Arguments pertinents
1. Délai de recours : Le tribunal a constaté que l'arrêté de mise en demeure avait été notifié le 20 mars 2024 à 10h00, et que le délai de recours, qui n'est pas un délai franc, expirait le 21 mars 2024 à 10h00. La requête de M. A, enregistrée le 22 mars 2024, était donc tardive. Le tribunal a souligné que "la requête présentée par M. A, qui n'a été enregistrée au greffe du tribunal que le vendredi 22 mars 2024, est donc tardive."
2. Incompétence du juge administratif : Le tribunal a également précisé qu'il n'était pas compétent pour accorder un délai supplémentaire aux occupants pour évacuer le terrain. Il a affirmé que "il n'appartient pas au juge administratif, saisi sur le fondement des dispositions précitées de la loi du 5 juillet 2000, d'accorder aux occupants un délai pour évacuer le terrain sur lequel ils stationnent illicitement."
Interprétations et citations légales
1. Article R. 779-1 du Code de justice administrative : Cet article stipule que les requêtes contre les décisions de mise en demeure de quitter les lieux sont présentées et jugées selon les règles applicables aux requêtes en annulation.

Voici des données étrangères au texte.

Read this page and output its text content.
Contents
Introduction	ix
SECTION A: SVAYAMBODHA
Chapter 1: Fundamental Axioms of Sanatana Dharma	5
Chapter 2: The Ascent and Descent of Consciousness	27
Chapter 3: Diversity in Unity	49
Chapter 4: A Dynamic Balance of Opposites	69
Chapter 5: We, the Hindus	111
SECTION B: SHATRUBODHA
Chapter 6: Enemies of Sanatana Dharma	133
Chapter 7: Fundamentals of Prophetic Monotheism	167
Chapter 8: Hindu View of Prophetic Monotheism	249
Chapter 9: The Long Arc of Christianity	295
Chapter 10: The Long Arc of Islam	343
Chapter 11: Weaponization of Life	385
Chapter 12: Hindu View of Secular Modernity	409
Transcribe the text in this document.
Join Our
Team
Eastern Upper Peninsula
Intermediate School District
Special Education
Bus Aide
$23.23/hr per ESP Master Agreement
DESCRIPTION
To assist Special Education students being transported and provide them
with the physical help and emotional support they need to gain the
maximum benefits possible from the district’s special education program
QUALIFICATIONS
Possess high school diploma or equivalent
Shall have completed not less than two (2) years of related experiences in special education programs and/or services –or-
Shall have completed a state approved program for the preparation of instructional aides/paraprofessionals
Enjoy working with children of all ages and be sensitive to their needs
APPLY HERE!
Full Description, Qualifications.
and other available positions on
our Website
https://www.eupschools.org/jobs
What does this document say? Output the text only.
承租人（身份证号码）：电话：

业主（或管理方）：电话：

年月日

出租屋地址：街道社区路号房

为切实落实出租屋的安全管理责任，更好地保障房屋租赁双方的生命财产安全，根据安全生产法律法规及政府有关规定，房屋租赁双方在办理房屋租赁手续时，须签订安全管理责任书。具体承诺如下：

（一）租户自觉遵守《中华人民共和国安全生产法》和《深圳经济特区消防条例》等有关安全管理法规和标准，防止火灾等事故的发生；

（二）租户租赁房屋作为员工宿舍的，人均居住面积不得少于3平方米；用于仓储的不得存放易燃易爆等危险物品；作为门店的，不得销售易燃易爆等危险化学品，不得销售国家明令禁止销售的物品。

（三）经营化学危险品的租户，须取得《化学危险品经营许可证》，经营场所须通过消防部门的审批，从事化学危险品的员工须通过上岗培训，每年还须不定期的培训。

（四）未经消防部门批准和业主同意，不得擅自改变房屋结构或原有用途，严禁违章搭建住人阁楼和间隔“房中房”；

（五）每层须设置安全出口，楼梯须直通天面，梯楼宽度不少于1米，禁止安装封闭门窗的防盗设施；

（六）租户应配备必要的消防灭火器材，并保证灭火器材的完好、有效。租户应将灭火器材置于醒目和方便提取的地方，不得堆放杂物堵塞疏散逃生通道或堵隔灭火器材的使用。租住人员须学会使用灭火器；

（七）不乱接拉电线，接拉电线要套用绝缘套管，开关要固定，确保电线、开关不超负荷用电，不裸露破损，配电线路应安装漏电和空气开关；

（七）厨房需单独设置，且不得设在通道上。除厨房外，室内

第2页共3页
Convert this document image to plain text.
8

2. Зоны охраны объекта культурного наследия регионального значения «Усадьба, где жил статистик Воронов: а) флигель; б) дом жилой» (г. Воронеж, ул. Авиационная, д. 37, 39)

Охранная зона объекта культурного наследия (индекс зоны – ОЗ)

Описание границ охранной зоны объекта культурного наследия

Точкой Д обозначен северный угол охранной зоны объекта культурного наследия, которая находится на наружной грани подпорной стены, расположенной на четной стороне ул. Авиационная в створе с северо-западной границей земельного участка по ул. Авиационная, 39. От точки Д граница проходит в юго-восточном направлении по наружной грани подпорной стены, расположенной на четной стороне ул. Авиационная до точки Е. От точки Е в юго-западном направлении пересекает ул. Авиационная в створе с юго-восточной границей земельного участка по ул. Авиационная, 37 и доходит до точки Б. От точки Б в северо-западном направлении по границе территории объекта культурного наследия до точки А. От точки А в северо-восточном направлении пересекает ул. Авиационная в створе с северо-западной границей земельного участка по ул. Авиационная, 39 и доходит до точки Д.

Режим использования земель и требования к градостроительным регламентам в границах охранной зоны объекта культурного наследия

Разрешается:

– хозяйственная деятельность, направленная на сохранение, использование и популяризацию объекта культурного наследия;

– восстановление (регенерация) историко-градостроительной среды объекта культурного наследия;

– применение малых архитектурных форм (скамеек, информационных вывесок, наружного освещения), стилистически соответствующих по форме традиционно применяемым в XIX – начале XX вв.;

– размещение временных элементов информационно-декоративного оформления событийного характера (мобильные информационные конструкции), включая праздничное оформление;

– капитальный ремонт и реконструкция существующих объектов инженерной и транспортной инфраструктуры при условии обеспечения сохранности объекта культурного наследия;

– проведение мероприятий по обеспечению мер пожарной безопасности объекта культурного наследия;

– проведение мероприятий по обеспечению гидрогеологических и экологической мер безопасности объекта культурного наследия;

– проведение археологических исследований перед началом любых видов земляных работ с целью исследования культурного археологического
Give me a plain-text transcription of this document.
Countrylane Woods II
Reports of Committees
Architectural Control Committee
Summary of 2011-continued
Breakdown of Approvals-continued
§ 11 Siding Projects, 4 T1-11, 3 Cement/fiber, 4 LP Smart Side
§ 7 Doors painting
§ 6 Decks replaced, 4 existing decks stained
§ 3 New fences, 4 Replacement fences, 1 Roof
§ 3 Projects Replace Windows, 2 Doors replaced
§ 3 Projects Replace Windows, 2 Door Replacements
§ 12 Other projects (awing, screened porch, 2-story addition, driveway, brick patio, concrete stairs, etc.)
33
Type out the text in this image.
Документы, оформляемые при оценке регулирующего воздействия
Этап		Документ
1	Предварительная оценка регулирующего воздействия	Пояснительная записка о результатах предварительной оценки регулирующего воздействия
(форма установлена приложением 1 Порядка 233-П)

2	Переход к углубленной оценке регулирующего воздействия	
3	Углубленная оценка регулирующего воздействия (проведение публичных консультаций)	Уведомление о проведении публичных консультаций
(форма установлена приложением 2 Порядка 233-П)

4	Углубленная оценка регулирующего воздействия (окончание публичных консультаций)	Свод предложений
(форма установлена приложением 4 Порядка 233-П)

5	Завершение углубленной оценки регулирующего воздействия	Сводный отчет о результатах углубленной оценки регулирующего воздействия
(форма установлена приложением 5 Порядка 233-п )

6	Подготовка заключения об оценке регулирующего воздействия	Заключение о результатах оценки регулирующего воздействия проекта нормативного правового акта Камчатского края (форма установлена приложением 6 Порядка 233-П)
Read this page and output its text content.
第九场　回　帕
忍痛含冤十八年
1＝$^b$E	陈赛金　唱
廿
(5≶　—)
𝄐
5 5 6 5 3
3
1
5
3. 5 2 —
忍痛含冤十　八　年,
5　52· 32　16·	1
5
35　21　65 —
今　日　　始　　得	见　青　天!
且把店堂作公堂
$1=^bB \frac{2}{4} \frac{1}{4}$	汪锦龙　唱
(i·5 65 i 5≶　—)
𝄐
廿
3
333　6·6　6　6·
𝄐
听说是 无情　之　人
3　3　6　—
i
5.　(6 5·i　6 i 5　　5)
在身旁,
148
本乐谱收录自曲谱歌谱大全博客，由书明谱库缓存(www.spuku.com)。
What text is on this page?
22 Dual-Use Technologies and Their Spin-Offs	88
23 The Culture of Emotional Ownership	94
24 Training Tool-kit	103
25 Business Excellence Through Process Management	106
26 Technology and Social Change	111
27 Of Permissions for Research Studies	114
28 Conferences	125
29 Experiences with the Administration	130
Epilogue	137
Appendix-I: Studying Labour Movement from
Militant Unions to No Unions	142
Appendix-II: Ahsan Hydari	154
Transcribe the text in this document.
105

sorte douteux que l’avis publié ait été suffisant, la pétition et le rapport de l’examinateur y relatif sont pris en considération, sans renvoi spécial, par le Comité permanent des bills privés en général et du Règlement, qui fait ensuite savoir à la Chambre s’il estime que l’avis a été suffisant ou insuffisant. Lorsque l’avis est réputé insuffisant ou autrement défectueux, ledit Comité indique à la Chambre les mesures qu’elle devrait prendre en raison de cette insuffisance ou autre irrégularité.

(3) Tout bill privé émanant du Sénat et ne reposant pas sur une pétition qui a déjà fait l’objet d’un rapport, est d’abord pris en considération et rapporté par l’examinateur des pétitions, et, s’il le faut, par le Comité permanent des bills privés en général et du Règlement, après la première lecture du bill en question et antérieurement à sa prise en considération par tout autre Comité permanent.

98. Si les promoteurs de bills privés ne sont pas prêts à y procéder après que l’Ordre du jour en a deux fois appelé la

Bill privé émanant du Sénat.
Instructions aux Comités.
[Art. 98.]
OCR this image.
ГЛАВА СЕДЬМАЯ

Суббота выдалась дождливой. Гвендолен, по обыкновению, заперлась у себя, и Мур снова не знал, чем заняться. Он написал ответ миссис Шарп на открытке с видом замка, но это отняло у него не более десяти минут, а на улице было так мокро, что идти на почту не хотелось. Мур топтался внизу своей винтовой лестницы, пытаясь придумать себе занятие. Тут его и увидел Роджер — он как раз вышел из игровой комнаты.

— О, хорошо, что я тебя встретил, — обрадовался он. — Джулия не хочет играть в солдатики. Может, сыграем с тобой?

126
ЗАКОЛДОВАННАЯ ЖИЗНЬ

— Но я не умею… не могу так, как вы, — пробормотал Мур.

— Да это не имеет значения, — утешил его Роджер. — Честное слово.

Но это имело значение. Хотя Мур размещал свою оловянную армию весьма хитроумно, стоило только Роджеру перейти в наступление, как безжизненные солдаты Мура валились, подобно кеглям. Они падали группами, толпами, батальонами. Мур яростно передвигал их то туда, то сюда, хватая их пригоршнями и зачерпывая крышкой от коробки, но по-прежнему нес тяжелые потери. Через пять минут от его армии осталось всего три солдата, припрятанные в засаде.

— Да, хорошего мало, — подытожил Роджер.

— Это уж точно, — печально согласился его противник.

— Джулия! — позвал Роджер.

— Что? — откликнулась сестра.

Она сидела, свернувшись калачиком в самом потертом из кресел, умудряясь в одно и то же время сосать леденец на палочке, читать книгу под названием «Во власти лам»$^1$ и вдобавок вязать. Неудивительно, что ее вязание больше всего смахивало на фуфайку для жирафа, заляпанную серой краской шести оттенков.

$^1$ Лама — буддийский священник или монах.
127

Cela établit le cadre procédural pour les recours contre de telles décisions.
2. Article R. 779-2 du Code de justice administrative : Cet article précise que les requêtes doivent être présentées dans le délai d'exécution fixé par la décision de mise en demeure. Le tribunal a appliqué cette disposition pour conclure à la tardiveté de la requête de M. A.
3. Article R. 222-1 du Code de justice administrative : Cet article permet aux présidents de tribunal administratif de rejeter les requêtes manifestement irrecevables. Le tribunal a utilisé cette disposition pour justifier le rejet de la requête de M. A, considérant qu'elle était hors délai et donc irrecevable.
En somme, la décision du tribunal repose sur une application stricte des délais de recours prévus par le Code de justice administrative, ainsi que sur une interprétation claire de la compétence du juge administratif en matière de mise en demeure de quitter les lieux.